Studies of myopia in mice have been complicated by the difficulty in obtaining accurate measurements of small changes observed in the growing mouse eye in vivo and the lack of data on refractive eye development. The purpose of this study was to carry out an in vivo high-resolution analysis of mouse eye growth and refractive development.
High-resolution small animal magnetic resonance imaging and high-resolution infrared photorefraction were used to analyze refractive development in postnatal day (P)21 to P89 C57BL/6J mice.
The growth of the mouse eye decelerated after P40. The eye maintained a slightly prolate shape during growth. The anterior chamber growth exhibited a similar pattern, whereas the corneal radius of curvature (CRC) increased linearly. The growth rate of the lens remained constant until P89. The lens "overgrew" the eye at P40, resulting in a decline in vitreous chamber depth. Mice showed myopic refractive errors at a younger age (-13.2 +/- 2.0 D; mean +/- SD, P21).
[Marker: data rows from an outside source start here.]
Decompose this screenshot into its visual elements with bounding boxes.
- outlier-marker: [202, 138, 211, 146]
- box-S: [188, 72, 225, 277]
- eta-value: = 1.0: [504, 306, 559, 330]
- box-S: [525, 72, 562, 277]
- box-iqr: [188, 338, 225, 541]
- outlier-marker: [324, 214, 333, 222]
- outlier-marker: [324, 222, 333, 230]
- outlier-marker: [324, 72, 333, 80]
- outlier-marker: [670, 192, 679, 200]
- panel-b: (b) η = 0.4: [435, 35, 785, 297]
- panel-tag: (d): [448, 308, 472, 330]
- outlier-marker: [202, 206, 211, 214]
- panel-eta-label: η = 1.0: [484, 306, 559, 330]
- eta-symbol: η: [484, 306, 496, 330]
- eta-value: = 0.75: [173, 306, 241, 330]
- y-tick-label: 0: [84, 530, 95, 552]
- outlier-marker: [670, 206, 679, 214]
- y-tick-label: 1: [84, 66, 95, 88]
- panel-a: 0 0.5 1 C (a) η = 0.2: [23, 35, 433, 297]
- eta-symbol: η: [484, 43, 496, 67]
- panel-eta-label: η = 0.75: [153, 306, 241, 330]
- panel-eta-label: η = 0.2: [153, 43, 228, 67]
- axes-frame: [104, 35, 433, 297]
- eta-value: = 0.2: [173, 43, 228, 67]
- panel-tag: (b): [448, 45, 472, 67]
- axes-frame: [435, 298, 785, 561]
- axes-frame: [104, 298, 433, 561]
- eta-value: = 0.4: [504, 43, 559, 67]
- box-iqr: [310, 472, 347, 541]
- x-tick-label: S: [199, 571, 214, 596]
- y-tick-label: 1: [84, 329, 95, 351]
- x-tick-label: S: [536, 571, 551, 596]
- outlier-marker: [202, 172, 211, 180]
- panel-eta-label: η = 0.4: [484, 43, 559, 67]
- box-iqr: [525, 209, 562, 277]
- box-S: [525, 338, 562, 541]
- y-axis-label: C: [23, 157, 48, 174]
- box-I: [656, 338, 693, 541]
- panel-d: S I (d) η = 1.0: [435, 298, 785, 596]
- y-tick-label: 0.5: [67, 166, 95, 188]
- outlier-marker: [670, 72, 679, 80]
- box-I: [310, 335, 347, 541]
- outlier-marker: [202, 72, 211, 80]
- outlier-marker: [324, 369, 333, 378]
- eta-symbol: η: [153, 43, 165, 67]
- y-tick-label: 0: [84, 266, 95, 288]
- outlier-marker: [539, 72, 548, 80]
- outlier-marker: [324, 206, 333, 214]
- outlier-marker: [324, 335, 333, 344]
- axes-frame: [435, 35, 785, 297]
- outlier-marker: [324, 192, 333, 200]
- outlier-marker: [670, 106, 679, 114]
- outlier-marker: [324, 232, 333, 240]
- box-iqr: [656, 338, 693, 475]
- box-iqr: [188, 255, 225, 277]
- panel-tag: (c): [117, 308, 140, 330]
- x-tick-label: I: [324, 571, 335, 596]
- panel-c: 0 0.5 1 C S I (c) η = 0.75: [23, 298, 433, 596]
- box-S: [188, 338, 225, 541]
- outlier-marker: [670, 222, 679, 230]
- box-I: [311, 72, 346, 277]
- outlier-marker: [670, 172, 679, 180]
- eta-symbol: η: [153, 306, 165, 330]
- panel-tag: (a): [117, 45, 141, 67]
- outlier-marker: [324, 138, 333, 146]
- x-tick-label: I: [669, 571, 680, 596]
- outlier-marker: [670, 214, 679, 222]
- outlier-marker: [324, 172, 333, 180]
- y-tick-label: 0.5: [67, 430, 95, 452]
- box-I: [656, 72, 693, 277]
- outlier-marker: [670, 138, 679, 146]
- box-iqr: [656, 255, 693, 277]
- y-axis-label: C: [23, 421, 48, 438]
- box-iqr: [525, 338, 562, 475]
The refractive errors stabilized around emmetropic values by P32 and remained emmetropic until P40. Mice became progressively hyperopic with age (+1.2 +/- 1.7 D, P67; +3.6 +/- 2.3 D, P89).
Development of ocular components in the mouse is similar to that of the tree shrew but different from that of higher primates and humans. Primary differences can be attributed to the age-related changes of the crystalline lens and CRC. In spite of these differences, mice appear to be able to achieve and maintain emmetropic refractive status at P32 to P40.